The prison was intended for use as a convict prison for women. A new block of cells was built at each end of the crescent, and other additions made in 1853 included a chapel, wash-house, baths, infirmary, kitchens and houses for the officers; these alterations provided accommodation for 700 women. The first prisoners entered on November 24,1853. New prisoners were confined to the old part of the prison for probationary discipline. (fn. 179)
The prison has been considerably altered and enlarged since 1853. It is now largely used for the confinement of unconvicted prisoners and debtors.
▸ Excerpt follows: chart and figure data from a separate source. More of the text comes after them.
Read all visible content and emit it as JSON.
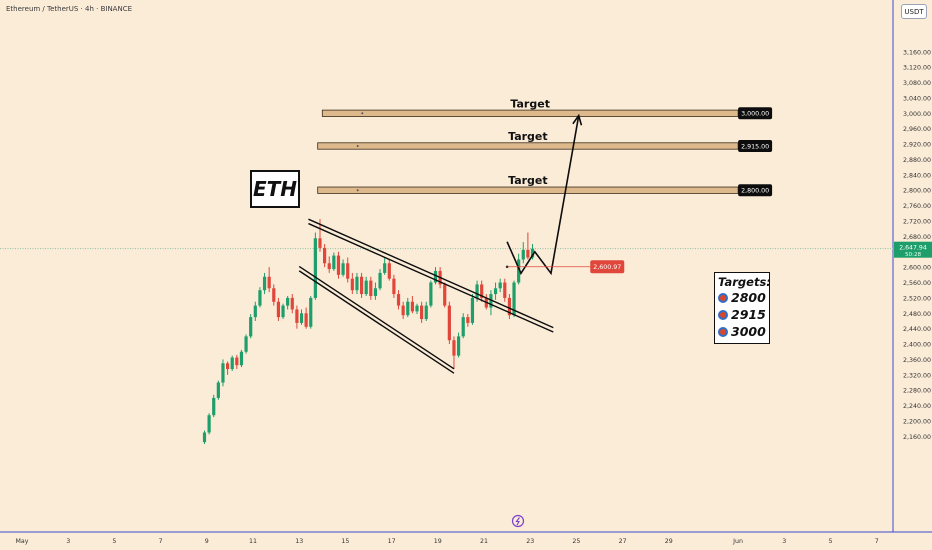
{
  "header": {
    "title": "Ethereum / TetherUS · 4h · BINANCE"
  },
  "currency_button": {
    "label": "USDT"
  },
  "eth_label": {
    "text": "ETH"
  },
  "targets_box": {
    "title": "Targets:",
    "items": [
      {
        "value": "2800",
        "icon": "target-icon"
      },
      {
        "value": "2915",
        "icon": "target-icon"
      },
      {
        "value": "3000",
        "icon": "target-icon"
      }
    ]
  },
  "colors": {
    "up": "#1e9e6a",
    "down": "#e0463a",
    "background": "#fbecd8",
    "target_zone": "#ddb98c",
    "price_marker": "#e0463a",
    "current_price_marker": "#1e9e6a"
  },
  "chart_data": {
    "type": "candlestick",
    "title": "Ethereum / TetherUS · 4h · BINANCE",
    "currency": "USDT",
    "y_axis": {
      "range": [
        2140,
        3200
      ],
      "ticks": [
        "3,160.00",
        "3,120.00",
        "3,080.00",
        "3,040.00",
        "3,000.00",
        "2,960.00",
        "2,920.00",
        "2,880.00",
        "2,840.00",
        "2,800.00",
        "2,760.00",
        "2,720.00",
        "2,680.00",
        "2,640.00",
        "2,600.00",
        "2,560.00",
        "2,520.00",
        "2,480.00",
        "2,440.00",
        "2,400.00",
        "2,360.00",
        "2,320.00",
        "2,280.00",
        "2,240.00",
        "2,200.00",
        "2,160.00"
      ],
      "tick_values": [
        3160,
        3120,
        3080,
        3040,
        3000,
        2960,
        2920,
        2880,
        2840,
        2800,
        2760,
        2720,
        2680,
        2640,
        2600,
        2560,
        2520,
        2480,
        2440,
        2400,
        2360,
        2320,
        2280,
        2240,
        2200,
        2160
      ]
    },
    "x_axis": {
      "labels": [
        "May",
        "3",
        "5",
        "7",
        "9",
        "11",
        "13",
        "15",
        "17",
        "19",
        "21",
        "23",
        "25",
        "27",
        "29",
        "Jun",
        "3",
        "5",
        "7"
      ],
      "day_index": [
        0,
        2,
        4,
        6,
        8,
        10,
        12,
        14,
        16,
        18,
        20,
        22,
        24,
        26,
        28,
        31,
        33,
        35,
        37
      ]
    },
    "target_zones": [
      {
        "label": "Target",
        "price": 3000,
        "price_label": "3,000.00",
        "day_start": 13.0,
        "day_end": 31.0
      },
      {
        "label": "Target",
        "price": 2915,
        "price_label": "2,915.00",
        "day_start": 12.8,
        "day_end": 31.0
      },
      {
        "label": "Target",
        "price": 2800,
        "price_label": "2,800.00",
        "day_start": 12.8,
        "day_end": 31.0
      }
    ],
    "current_price": {
      "value": 2647.94,
      "label": "2,647.94",
      "countdown": "50:28"
    },
    "marked_price": {
      "value": 2600.97,
      "label": "2,600.97"
    },
    "pattern": {
      "name": "falling wedge",
      "upper_line": [
        {
          "day": 12.4,
          "price": 2719
        },
        {
          "day": 23.0,
          "price": 2437
        }
      ],
      "lower_line": [
        {
          "day": 12.0,
          "price": 2596
        },
        {
          "day": 18.7,
          "price": 2330
        }
      ]
    },
    "projection": [
      {
        "day": 21.0,
        "price": 2666
      },
      {
        "day": 21.6,
        "price": 2584
      },
      {
        "day": 22.2,
        "price": 2640
      },
      {
        "day": 22.9,
        "price": 2584
      },
      {
        "day": 24.1,
        "price": 2994
      }
    ],
    "candles": [
      [
        7.9,
        2145,
        2170,
        2140,
        2175
      ],
      [
        8.1,
        2170,
        2215,
        2165,
        2220
      ],
      [
        8.3,
        2215,
        2260,
        2210,
        2268
      ],
      [
        8.5,
        2260,
        2300,
        2255,
        2305
      ],
      [
        8.7,
        2300,
        2350,
        2290,
        2360
      ],
      [
        8.9,
        2350,
        2335,
        2320,
        2355
      ],
      [
        9.1,
        2335,
        2365,
        2330,
        2370
      ],
      [
        9.3,
        2365,
        2345,
        2335,
        2372
      ],
      [
        9.5,
        2345,
        2380,
        2340,
        2385
      ],
      [
        9.7,
        2380,
        2420,
        2375,
        2425
      ],
      [
        9.9,
        2420,
        2470,
        2415,
        2478
      ],
      [
        10.1,
        2470,
        2500,
        2460,
        2510
      ],
      [
        10.3,
        2500,
        2540,
        2495,
        2548
      ],
      [
        10.5,
        2540,
        2575,
        2530,
        2585
      ],
      [
        10.7,
        2575,
        2545,
        2535,
        2600
      ],
      [
        10.9,
        2545,
        2510,
        2500,
        2555
      ],
      [
        11.1,
        2510,
        2470,
        2460,
        2520
      ],
      [
        11.3,
        2470,
        2500,
        2465,
        2505
      ],
      [
        11.5,
        2500,
        2520,
        2490,
        2525
      ],
      [
        11.7,
        2520,
        2490,
        2480,
        2530
      ],
      [
        11.9,
        2490,
        2455,
        2440,
        2500
      ],
      [
        12.1,
        2455,
        2480,
        2450,
        2490
      ],
      [
        12.3,
        2480,
        2445,
        2440,
        2495
      ],
      [
        12.5,
        2445,
        2520,
        2440,
        2525
      ],
      [
        12.7,
        2520,
        2675,
        2515,
        2690
      ],
      [
        12.9,
        2675,
        2650,
        2640,
        2725
      ],
      [
        13.1,
        2650,
        2610,
        2600,
        2660
      ],
      [
        13.3,
        2610,
        2595,
        2585,
        2628
      ],
      [
        13.5,
        2595,
        2630,
        2590,
        2638
      ],
      [
        13.7,
        2630,
        2580,
        2570,
        2640
      ],
      [
        13.9,
        2580,
        2610,
        2575,
        2620
      ],
      [
        14.1,
        2610,
        2570,
        2560,
        2625
      ],
      [
        14.3,
        2570,
        2540,
        2530,
        2585
      ],
      [
        14.5,
        2540,
        2575,
        2530,
        2585
      ],
      [
        14.7,
        2575,
        2530,
        2520,
        2585
      ],
      [
        14.9,
        2530,
        2565,
        2525,
        2575
      ],
      [
        15.1,
        2565,
        2525,
        2515,
        2575
      ],
      [
        15.3,
        2525,
        2545,
        2515,
        2560
      ],
      [
        15.5,
        2545,
        2585,
        2540,
        2595
      ],
      [
        15.7,
        2585,
        2610,
        2580,
        2625
      ],
      [
        15.9,
        2610,
        2570,
        2565,
        2620
      ],
      [
        16.1,
        2570,
        2530,
        2520,
        2580
      ],
      [
        16.3,
        2530,
        2500,
        2490,
        2540
      ],
      [
        16.5,
        2500,
        2475,
        2465,
        2510
      ],
      [
        16.7,
        2475,
        2510,
        2470,
        2520
      ],
      [
        16.9,
        2510,
        2485,
        2480,
        2525
      ],
      [
        17.1,
        2485,
        2500,
        2478,
        2505
      ],
      [
        17.3,
        2500,
        2465,
        2455,
        2510
      ],
      [
        17.5,
        2465,
        2500,
        2460,
        2510
      ],
      [
        17.7,
        2500,
        2560,
        2495,
        2565
      ],
      [
        17.9,
        2560,
        2590,
        2555,
        2600
      ],
      [
        18.1,
        2590,
        2555,
        2545,
        2600
      ],
      [
        18.3,
        2555,
        2500,
        2495,
        2560
      ],
      [
        18.5,
        2500,
        2410,
        2400,
        2510
      ],
      [
        18.7,
        2410,
        2370,
        2335,
        2420
      ],
      [
        18.9,
        2370,
        2420,
        2365,
        2430
      ],
      [
        19.1,
        2420,
        2470,
        2415,
        2480
      ],
      [
        19.3,
        2470,
        2455,
        2445,
        2478
      ],
      [
        19.5,
        2455,
        2520,
        2450,
        2530
      ],
      [
        19.7,
        2520,
        2555,
        2510,
        2565
      ],
      [
        19.9,
        2555,
        2520,
        2510,
        2565
      ],
      [
        20.1,
        2520,
        2495,
        2490,
        2530
      ],
      [
        20.3,
        2495,
        2530,
        2475,
        2540
      ],
      [
        20.5,
        2530,
        2545,
        2515,
        2560
      ],
      [
        20.7,
        2545,
        2560,
        2535,
        2570
      ],
      [
        20.9,
        2560,
        2520,
        2510,
        2570
      ],
      [
        21.1,
        2520,
        2475,
        2465,
        2530
      ],
      [
        21.3,
        2475,
        2560,
        2470,
        2565
      ],
      [
        21.5,
        2560,
        2620,
        2555,
        2635
      ],
      [
        21.7,
        2620,
        2645,
        2610,
        2665
      ],
      [
        21.9,
        2645,
        2625,
        2620,
        2690
      ],
      [
        22.1,
        2625,
        2648,
        2620,
        2660
      ]
    ]
  }
}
Nos. 176–182 (even) Brixton Hill
Formerly Nos. 9–12 (consec.) Upper Brixton Rise
These houses stand on part of the Nine Acres Field purchased by Florance Young of Southwark from Christopher Chryssell Hall in 1818. (fn. 180) They were erected between 1824 and 1830 (fn. 38) and were left by Young on his death in 1835 to his four sons. (fn. 180) There were originally twelve houses but only Nos. 176–182 survive. They are two pairs of stock brick houses of three storeys and semi-basements, with wings of the same height which contain the entrances. Each pair shares a poorly detailed pediment, and the houses are devoid of ornament except for the Victorian gabled porches added to the entrances of Nos. 176 and 178.